Maestra de vocación, la joven Daniza, que tiene 29 años, señala que su trabajo es de 20 días por 10 de descanso.
“Lo último que pensé fue en pasar aquí todo el año. Ojo, me encanta. Amo esta comunidad, pero la cuarentena fue inesperada”, reflexiona, para agregar las dificultades a las que se ha visto sometida.
“El jardín virtual es prácticamente imposible y además pocas mamás tienen señal o es de mala calidad. Así, solemos hacer viajes de dos horas para llevar nuestras cartillas y realizar alguna actividad con los niños”, relata.
Desde muy chica, en su Las Tapias natal, se volcó a la docencia. Comenzó dando clases en una escuela dominical, también evangélica, y en ese ambiente, una vez recibida, halló una oportunidad laboral en esta provincia.
Aunque representaba un cambio de vida abrupto, no lo dudó. Su pueblo, en el valle de Traslasierra, es meramente turístico y lleno de vida a toda hora por los bares y boliches que se emplazan alrededor.
En cambio, si bien Agua Escondida tiene grandes bellezas naturales, hay pobreza y limitaciones propias de toda población inhóspita.
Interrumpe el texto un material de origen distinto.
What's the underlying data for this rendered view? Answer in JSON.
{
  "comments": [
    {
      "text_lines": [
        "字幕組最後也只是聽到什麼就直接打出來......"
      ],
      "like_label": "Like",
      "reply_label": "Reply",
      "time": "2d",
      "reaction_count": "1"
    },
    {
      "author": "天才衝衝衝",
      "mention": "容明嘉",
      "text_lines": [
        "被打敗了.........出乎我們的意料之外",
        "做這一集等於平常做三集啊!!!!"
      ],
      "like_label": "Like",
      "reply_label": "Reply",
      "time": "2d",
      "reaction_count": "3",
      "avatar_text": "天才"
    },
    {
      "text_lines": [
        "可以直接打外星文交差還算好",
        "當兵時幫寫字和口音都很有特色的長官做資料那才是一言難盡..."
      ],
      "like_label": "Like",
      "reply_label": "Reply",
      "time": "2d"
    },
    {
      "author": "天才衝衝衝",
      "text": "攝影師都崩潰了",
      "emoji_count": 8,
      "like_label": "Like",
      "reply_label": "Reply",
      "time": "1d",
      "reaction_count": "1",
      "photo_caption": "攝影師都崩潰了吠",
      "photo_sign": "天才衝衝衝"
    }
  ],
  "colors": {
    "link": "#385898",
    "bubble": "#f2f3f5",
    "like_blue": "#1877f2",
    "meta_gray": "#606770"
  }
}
“Es gratificante ver los avances de los chicos, pero también difícil vivir acá. Hay niños que transitan dos horas para llegar a la escuela y al jardín. Viven en casitas de barro en medio de la nada y eso implica un desafío”, reflexiona.
Por eso, cada vez que un directivo o docente dotado de camioneta -de lo contrario es imposible viajar- decide visitar a un alumno, la travesía es aprovechada por más de uno.
Pero eso ya es algo habitual para Daniza, que ahora sólo cuenta los días para reencontrarse con Juan Vicente, su papá, que tiene camiones y hace fletes, y con su única hermana que vive en San Luis.